Former Niles Mayor Ralph Infante seeks two-month delay in his public-corruption case


By Ed Runyan

runyan@vindy.com

WARREN

Anyone hoping for a quick resolution to the Ralph Infante Jr. public-corruption case probably should take note of a recent filing by the former Niles mayor’s attorney.

Atty. John Juhasz filed a motion with visiting Judge Patricia Cosgrove asking for an additional 60 days to reply to the filings by special Prosecutor Dan Kasaris, who has provided “thousands of pages” of evidence so far.

Kasaris told the judge during the first hearing Dec. 5 that he would be turning over one or two CDs holding a “voluminous” amount of evidence.

Among the evidence are written or recorded statements from 2009 and 2015 to investigators made by Infante; written or recorded statements his wife, Judy, made in 2015; and written or recorded statements made by city employee Scott Shaffer. Prosecutors also have turned over forensic computer analysis, photographs, papers and documents, according to a filing.

Infante, 61, is charged with accepting bribes, accepting envelopes containing cash from city employees and participating in a criminal enterprise involving other city employees.

In all, the allegations say his corruption totaled nearly $200,000 going to him and his wife dating back to 1993, just after he became mayor.

Judy Infante, 67, also was indicted on 10 charges, accused of helping her husband with records tampering such as filing false tax returns.

Shaffer, 51, is charged with two counts of theft in office, accused of selling city property for cash and using city equipment for personal reasons for more than a decade.

Prosecutors have turned over reports from law enforcement, the FBI, auditor of state, and Ohio Bureau of Criminal Investigation on a DVD.

“It appears from [pretrial evidence] that the government has been investigating this case and collecting materials for years, some of the materials going back eight or nine years, and some of the allegations in the indictment date back even further,” Juhasz wrote in his filing.

“A number of government agents and investigators from both the state and federal governments have worked on the case and were working on the case long before” he was hired to work on Infante’s defense, Juhasz adds.

Furthermore, the filing says Kasaris told Juhasz last week by email that Kasaris plans to turn over even more pretrial evidence.

Kasaris filed a 33-page document Dec. 22 called a bill of particulars that added more layers of detail than provided in the 42-page indictment, which gave an immense amount of detail into the 54 charges the Infantes and Shaffer face.
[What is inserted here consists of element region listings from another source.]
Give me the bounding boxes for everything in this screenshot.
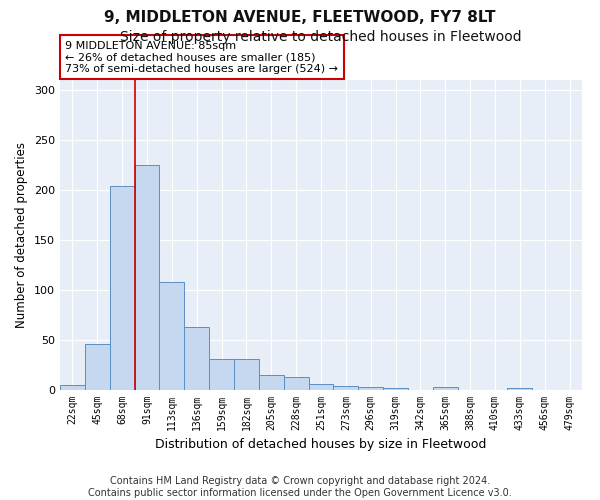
Bar: [334, 386, 358, 390]
Bar: [160, 282, 184, 390]
Bar: [85, 344, 110, 390]
Bar: [508, 388, 532, 390]
Bar: [358, 387, 383, 390]
Bar: [308, 384, 334, 390]
Bar: [209, 359, 234, 390]
Bar: [60, 385, 85, 390]
Bar: [234, 359, 259, 390]
Bar: [134, 165, 160, 390]
Bar: [433, 387, 458, 390]
Title: Size of property relative to detached houses in Fleetwood: Size of property relative to detached ho…: [120, 30, 522, 44]
Y-axis label: Number of detached properties: Number of detached properties: [16, 142, 28, 328]
Text: 9 MIDDLETON AVENUE: 85sqm
← 26% of detached houses are smaller (185)
73% of semi: 9 MIDDLETON AVENUE: 85sqm ← 26% of detac…: [65, 40, 338, 74]
Bar: [110, 186, 134, 390]
Bar: [383, 388, 408, 390]
Bar: [184, 327, 209, 390]
Bar: [259, 375, 284, 390]
Text: Contains HM Land Registry data © Crown copyright and database right 2024.
Contai: Contains HM Land Registry data © Crown c…: [88, 476, 512, 498]
X-axis label: Distribution of detached houses by size in Fleetwood: Distribution of detached houses by size …: [155, 438, 487, 452]
Bar: [284, 377, 308, 390]
Text: 9, MIDDLETON AVENUE, FLEETWOOD, FY7 8LT: 9, MIDDLETON AVENUE, FLEETWOOD, FY7 8LT: [104, 10, 496, 25]
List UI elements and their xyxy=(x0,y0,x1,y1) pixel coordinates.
Juhasz said he also needs the extra time to formulate and file pretrial motions, he said. Such motions sometimes request suppression of certain evidence the state plans to use or ask that the trial be moved to another county because of pretrial publicity.

So far, Judge Cosgrove has not responded to Juhasz’s request for more time.

At Infante’s Dec. 5 arraignment, the judge said she was setting a deadline of last Monday for the prosecution and defense to exchange pretrial evidence. She also said the final pretrial hearing in the case would be March 20, and the trial would begin at 9 a.m. April 24.

If she grants 60 additional days for Juhasz to respond to the state’s pretrial evidence, those dates will have to be revised.

Judy Infante’s attorney, Louis DeFabio, filed a motion Tuesday asking for an additional 30 days for the same reasons as Juhasz, adding that he “surely cannot respond” to pretrial evidence he “has only recently received or not yet received.”